Resolution: See below what I changed.
One important thing to notice is that, in Jenkins, AUTHURL for LDAP was:
AuthLDAPURL ldap://10.211.16.1:389/OU=TSH,DC=tsh,DC=Mason,DC=com?sAMAccountName
but,
from a Unix/Linux/in my case, SUSE machine, we have to change this line a little bit to
AuthLDAPURL ldap://10.211.16.1:389/OU=TSH,DC=tsh,DC=Mason,DC=com?sAMAccountName?sub
For more on this (Apache2.2 on connecting to Windows AD(Active Directory) authentication):
PS: http://www.yolinux.com/TUTORIALS/LinuxTutorialApacheAddingLoginSiteProtection.html
and then
- I put the correct password for cn=xyzserver (Manager DN user id) in the file and all was good then.
Snapshot of apache config file or the file which you have created separately and included in your httpd.file or through /etc/sysconfig/apache2 filer (variable APACHE_INCLUDE...) now looks like:
<Directory /srv/www/htdocs/hg>
Order deny,allow
Deny from All
AuthType Basic
AuthName "LDAP Access - Mercurial"
AuthBasicProvider ldap
AuthzLDAPAuthoritative off
AuthLDAPURL ldap://10.211.16.1:389/OU=TSH,DC=tsh,DC=Mason,DC=com?sAMAccountName?sub
#AuthLDAPURL "ldap://10.211.16.1:389/OU=TSH,DC=Mason,DC=com?sAMAccountName?sub?(objectClass=*)"
AuthLDAPBindDN "cn=xyzserver,OU=Services,OU=Users,OU=Infrastructure,OU=DEN,OU=KSH,DC=Psh,DC=Mason,DC=com"
AuthLDAPBindPassword CorrectPassword!
# require ldap-user c149807
# AuthUserFile "/dev/null"
require valid-user
Satisfy any
</Directory>
I'll work on getting the user access part now on the actual repository as Auth part is done from IE(Internet Explorer) to Hg(Mercurial) from Linux/Unix/OpenSUSE machine.

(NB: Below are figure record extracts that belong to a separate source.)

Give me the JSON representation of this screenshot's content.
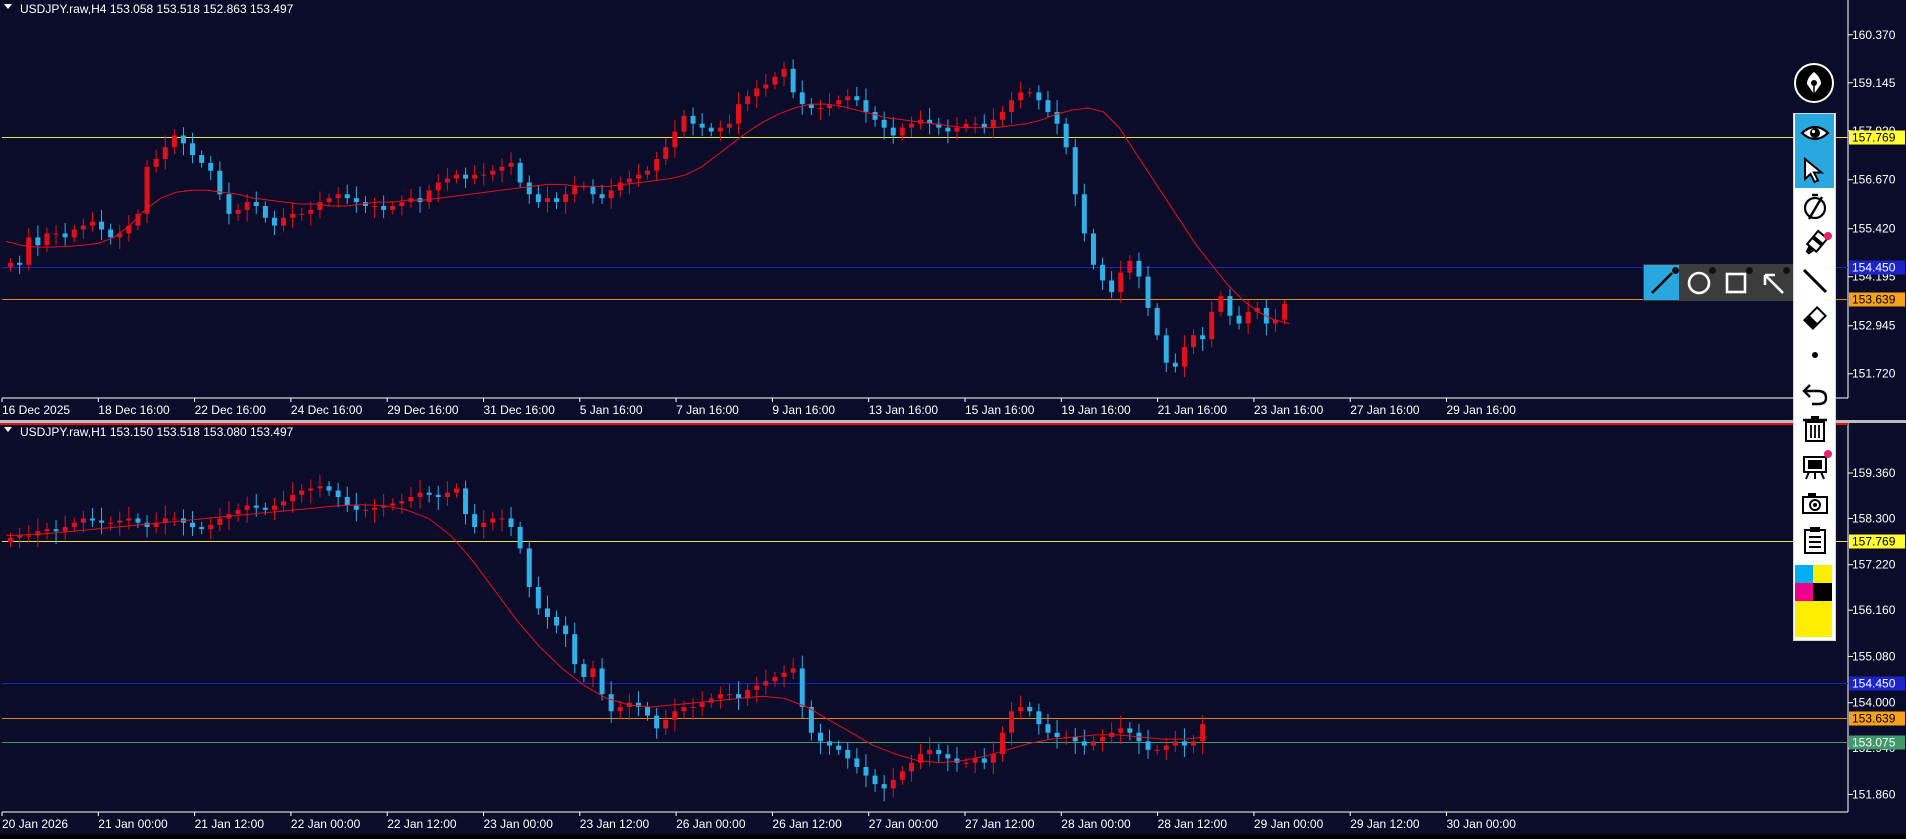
{
  "panes": [
    {
      "id": "h4",
      "header": "USDJPY.raw,H4  153.058 153.518 152.863 153.497",
      "price_labels": [
        "160.370",
        "159.145",
        "157.920",
        "156.670",
        "155.420",
        "154.195",
        "152.945",
        "151.720"
      ],
      "time_labels": [
        "16 Dec 2025",
        "18 Dec 16:00",
        "22 Dec 16:00",
        "24 Dec 16:00",
        "29 Dec 16:00",
        "31 Dec 16:00",
        "5 Jan 16:00",
        "7 Jan 16:00",
        "9 Jan 16:00",
        "13 Jan 16:00",
        "15 Jan 16:00",
        "19 Jan 16:00",
        "21 Jan 16:00",
        "23 Jan 16:00",
        "27 Jan 16:00",
        "29 Jan 16:00"
      ],
      "hlines": [
        {
          "label": "157.769",
          "color": "#e5e53a",
          "label_bg": "#ffff33",
          "label_fg": "#000000"
        },
        {
          "label": "154.450",
          "color": "#1a24c8",
          "label_bg": "#1a24c8",
          "label_fg": "#ffffff"
        },
        {
          "label": "153.639",
          "color": "#e08a16",
          "label_bg": "#f7a21a",
          "label_fg": "#000000"
        }
      ],
      "ylim": [
        151.1,
        160.9
      ],
      "closes": [
        154.55,
        154.5,
        155.2,
        155.0,
        155.3,
        155.3,
        155.2,
        155.4,
        155.5,
        155.6,
        155.4,
        155.2,
        155.3,
        155.5,
        155.8,
        157.0,
        157.2,
        157.5,
        157.8,
        157.6,
        157.3,
        157.1,
        156.9,
        156.3,
        155.8,
        155.9,
        156.1,
        156.0,
        155.7,
        155.5,
        155.7,
        155.8,
        155.8,
        155.9,
        156.1,
        156.2,
        156.3,
        156.2,
        156.1,
        156.0,
        156.0,
        155.9,
        156.0,
        156.1,
        156.2,
        156.1,
        156.4,
        156.6,
        156.7,
        156.8,
        156.7,
        156.8,
        156.8,
        156.9,
        157.0,
        157.1,
        156.6,
        156.3,
        156.1,
        156.2,
        156.1,
        156.3,
        156.5,
        156.5,
        156.3,
        156.2,
        156.4,
        156.6,
        156.7,
        156.8,
        156.9,
        157.2,
        157.5,
        157.9,
        158.3,
        158.1,
        158.0,
        157.9,
        158.0,
        158.1,
        158.6,
        158.8,
        159.0,
        159.1,
        159.3,
        159.5,
        158.9,
        158.6,
        158.5,
        158.5,
        158.6,
        158.7,
        158.8,
        158.7,
        158.4,
        158.2,
        158.0,
        157.8,
        158.0,
        158.1,
        158.2,
        158.1,
        158.0,
        157.9,
        158.0,
        158.1,
        158.1,
        158.0,
        158.2,
        158.4,
        158.7,
        158.9,
        158.9,
        158.7,
        158.4,
        158.1,
        157.5,
        156.3,
        155.3,
        154.5,
        154.1,
        153.8,
        154.3,
        154.6,
        154.2,
        153.4,
        152.7,
        152.0,
        151.9,
        152.4,
        152.7,
        152.6,
        153.3,
        153.7,
        153.2,
        153.0,
        153.3,
        153.4,
        153.0,
        153.1,
        153.5
      ],
      "ma": [
        155.1,
        155.0,
        154.95,
        154.95,
        154.97,
        155.0,
        155.05,
        155.2,
        155.5,
        155.9,
        156.2,
        156.35,
        156.4,
        156.4,
        156.35,
        156.3,
        156.2,
        156.15,
        156.1,
        156.05,
        156.05,
        156.0,
        156.0,
        156.05,
        156.1,
        156.1,
        156.15,
        156.15,
        156.2,
        156.25,
        156.3,
        156.35,
        156.4,
        156.45,
        156.5,
        156.55,
        156.55,
        156.5,
        156.5,
        156.5,
        156.55,
        156.6,
        156.65,
        156.7,
        156.8,
        157.0,
        157.3,
        157.6,
        157.9,
        158.15,
        158.35,
        158.5,
        158.6,
        158.6,
        158.55,
        158.45,
        158.35,
        158.25,
        158.2,
        158.15,
        158.1,
        158.05,
        158.0,
        158.0,
        158.0,
        158.05,
        158.1,
        158.2,
        158.35,
        158.45,
        158.5,
        158.4,
        158.0,
        157.4,
        156.8,
        156.2,
        155.6,
        155.0,
        154.5,
        154.0,
        153.6,
        153.3,
        153.1,
        153.0
      ]
    },
    {
      "id": "h1",
      "header": "USDJPY.raw,H1  153.150 153.518 153.080 153.497",
      "price_labels": [
        "159.360",
        "158.300",
        "157.220",
        "156.160",
        "155.080",
        "154.000",
        "152.940",
        "151.860"
      ],
      "time_labels": [
        "20 Jan 2026",
        "21 Jan 00:00",
        "21 Jan 12:00",
        "22 Jan 00:00",
        "22 Jan 12:00",
        "23 Jan 00:00",
        "23 Jan 12:00",
        "26 Jan 00:00",
        "26 Jan 12:00",
        "27 Jan 00:00",
        "27 Jan 12:00",
        "28 Jan 00:00",
        "28 Jan 12:00",
        "29 Jan 00:00",
        "29 Jan 12:00",
        "30 Jan 00:00"
      ],
      "hlines": [
        {
          "label": "157.769",
          "color": "#e5e53a",
          "label_bg": "#ffff33",
          "label_fg": "#000000"
        },
        {
          "label": "154.450",
          "color": "#1a24c8",
          "label_bg": "#1a24c8",
          "label_fg": "#ffffff"
        },
        {
          "label": "153.639",
          "color": "#e08a16",
          "label_bg": "#f7a21a",
          "label_fg": "#000000"
        },
        {
          "label": "153.075",
          "color": "#3f9a6a",
          "label_bg": "#3f9a6a",
          "label_fg": "#ffffff"
        }
      ],
      "ylim": [
        151.45,
        160.2
      ],
      "closes": [
        157.85,
        157.9,
        157.9,
        158.0,
        158.05,
        158.0,
        158.1,
        158.2,
        158.3,
        158.25,
        158.2,
        158.2,
        158.25,
        158.3,
        158.2,
        158.1,
        158.2,
        158.3,
        158.3,
        158.2,
        158.1,
        158.05,
        158.15,
        158.3,
        158.4,
        158.5,
        158.6,
        158.55,
        158.5,
        158.6,
        158.7,
        158.85,
        158.95,
        159.0,
        159.05,
        158.95,
        158.8,
        158.6,
        158.5,
        158.5,
        158.55,
        158.6,
        158.65,
        158.7,
        158.8,
        158.9,
        158.85,
        158.8,
        158.9,
        159.0,
        158.4,
        158.1,
        158.2,
        158.3,
        158.3,
        158.1,
        157.6,
        156.7,
        156.2,
        156.0,
        155.8,
        155.6,
        154.9,
        154.6,
        154.8,
        154.2,
        153.8,
        153.9,
        154.0,
        153.9,
        153.7,
        153.4,
        153.6,
        153.8,
        153.9,
        153.9,
        154.0,
        154.1,
        154.2,
        154.2,
        154.1,
        154.3,
        154.4,
        154.5,
        154.6,
        154.7,
        154.8,
        153.9,
        153.3,
        153.1,
        153.0,
        152.9,
        152.7,
        152.5,
        152.3,
        152.1,
        152.0,
        152.2,
        152.4,
        152.6,
        152.8,
        152.9,
        152.8,
        152.7,
        152.6,
        152.6,
        152.7,
        152.6,
        152.8,
        153.3,
        153.8,
        153.9,
        153.8,
        153.5,
        153.3,
        153.2,
        153.2,
        153.1,
        153.0,
        153.1,
        153.2,
        153.3,
        153.4,
        153.3,
        153.1,
        152.9,
        152.9,
        153.0,
        153.1,
        153.0,
        153.1,
        153.5
      ],
      "ma": [
        157.9,
        157.92,
        157.95,
        158.0,
        158.05,
        158.1,
        158.15,
        158.2,
        158.25,
        158.3,
        158.35,
        158.4,
        158.45,
        158.5,
        158.55,
        158.6,
        158.62,
        158.6,
        158.5,
        158.3,
        157.9,
        157.3,
        156.6,
        155.9,
        155.3,
        154.8,
        154.4,
        154.1,
        153.95,
        153.9,
        153.95,
        154.0,
        154.05,
        154.1,
        154.15,
        154.1,
        153.9,
        153.6,
        153.3,
        153.0,
        152.8,
        152.65,
        152.6,
        152.65,
        152.75,
        152.9,
        153.05,
        153.15,
        153.2,
        153.25,
        153.25,
        153.2,
        153.15,
        153.15,
        153.2
      ]
    }
  ],
  "toolbar": {
    "items": [
      "pen-logo",
      "eye",
      "cursor",
      "compass",
      "highlighter",
      "line",
      "eraser",
      "dot",
      "undo",
      "trash",
      "projector",
      "camera",
      "clipboard",
      "colors"
    ],
    "active": [
      "eye",
      "cursor"
    ]
  },
  "shapes_popup": {
    "items": [
      "line",
      "circle",
      "rectangle",
      "arrow"
    ],
    "active": "line"
  },
  "colors": {
    "background": "#0b0c2a",
    "bull": "#e3101c",
    "bear": "#2fb0e8",
    "ma": "#e3101c",
    "swatch_cyan": "#00aeef",
    "swatch_yellow": "#ffed00",
    "swatch_magenta": "#ec008c",
    "swatch_black": "#000000"
  }
}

if prompted multiple times for user credentials in mercurial. Setup Mercurial_Keyring and then
this question comes which nobody explained in an easy way.
??? how to make the [auth] xx.prefix = servername/hg_or_something work for all repositories under servername/hg location either if I use servername, servername's IP or servername's FQDN ?
ANSWER: Arun • 2 minutes ago
−
OK, I put this in ~/.hgrc (Linux/Unix -home directory's .hgrc hidden file) or Windows users %UserProfile%/mercurial.ini or %HOME%/mercurial.ini file.
[auth]
default1.schemes = http https
default1.prefix = hg_merc_server/hg
default1.username = c123456
default2.schemes = http https
default2.prefix = hg_merc_server.company.com/hg
default2.username = c123456
default3.schemes = http https
default3.prefix = 10.211.222.321/hg
default3.username = c123456
Now, I can checkout using either Server/IP/Server's FQDN.